Two years ago I stopped focusing on what I wanted to do with my day and life and started focusing on how I wanted to feel. Using my orgasms as the litmus test I started practicing what I call orgasmic living. I assessed every aspect of my life and evaluated how it made me feel, did I feel used and drained and in pain afterwards or did I feel pleasure, affirmed, and orgasmic? And it has been one of the most difficult and fulfilling journeys of my life. I quit my job, I ended friendships, I established boundaries, I played so much more, I learned to trust myself, I enrolled in a pottery class, I wrote, I masturbated, I spent more time outdoors, I took a career risk, I advocated for myself, I got into therapy, I traveled, and the list goes on. And I feel closer to my authentic, shame free, loving, creative, erotic, joyous, passionate, powerful self more than I ever have.

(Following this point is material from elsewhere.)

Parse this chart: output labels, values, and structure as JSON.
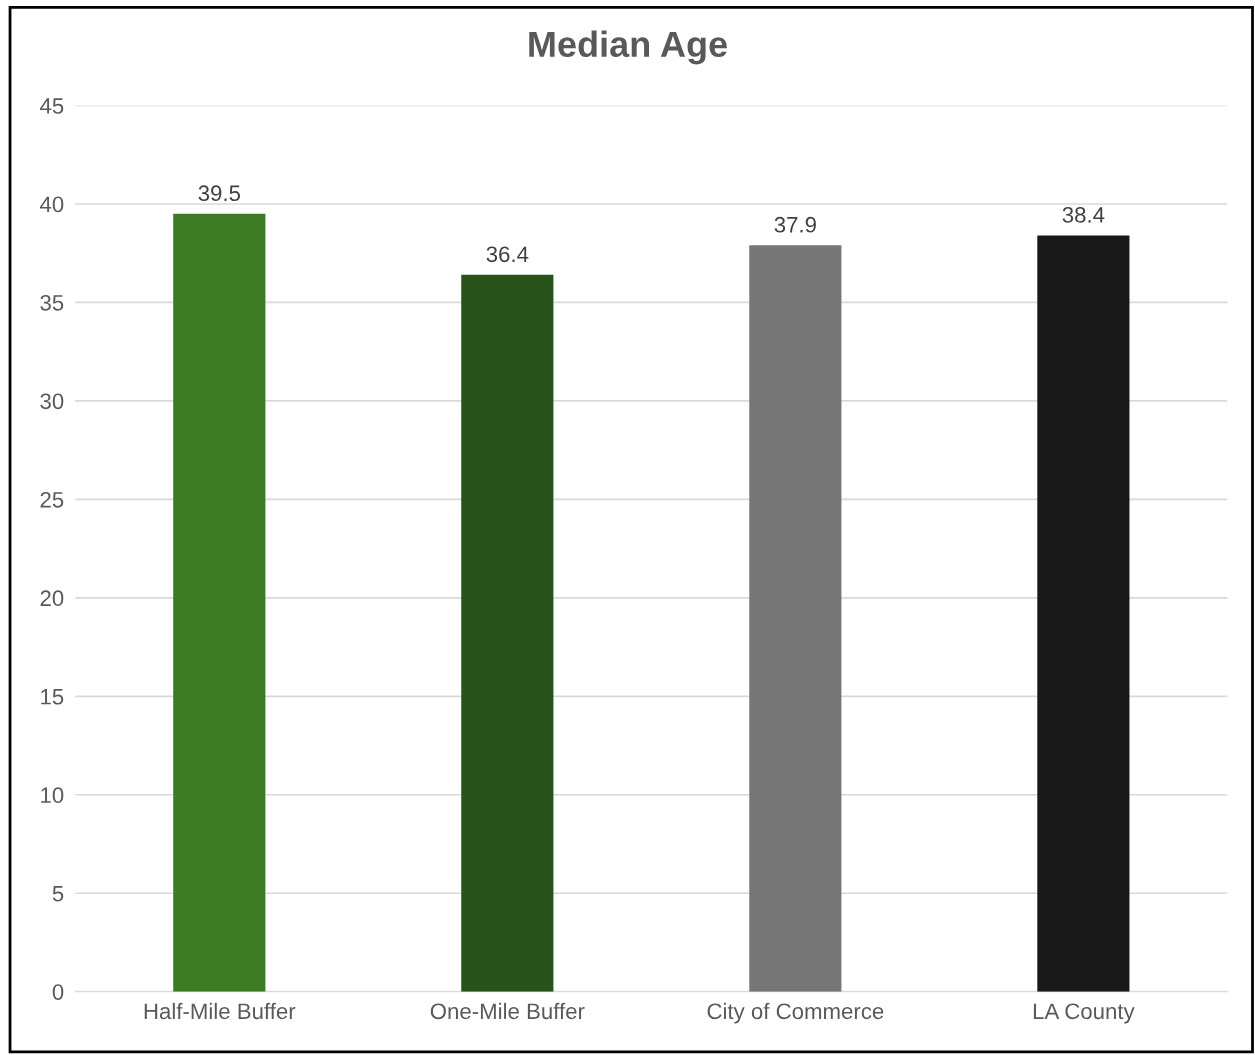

When we begin to tap into how we feel about things, when we begin to listen and acknowledge our desires, we begin to live an erotically powerful life. As we begin to live that way, it allows us to dream up what an erotically powerful world would be. One where we all feel open, authentic, free, liberated, expansive, joyous, erotic, creative, connected, and powerful. And that dream and desire is fucking terrifying to those who believe they have to hoard power because it is so much easier to oppress and exert power over people who are not connected to their power within.
I am a pleasure based sex educator not because I only want people to have better sex. I want people to be affirmed that in this oppressive world their body is deserving of more than just experiencing or even avoiding trauma, your body is deserving of experiencing pleasure. The erotic is an abundant, powerful resource that you always have access to and can indulge in. There are so many ways to reclaim, connect to, and amplify our erotic voice and power but a beautifully challenging place to start is by asking yourself - what is one thing that you deeply desire to say yes to in your life that you’ve been denying yourself?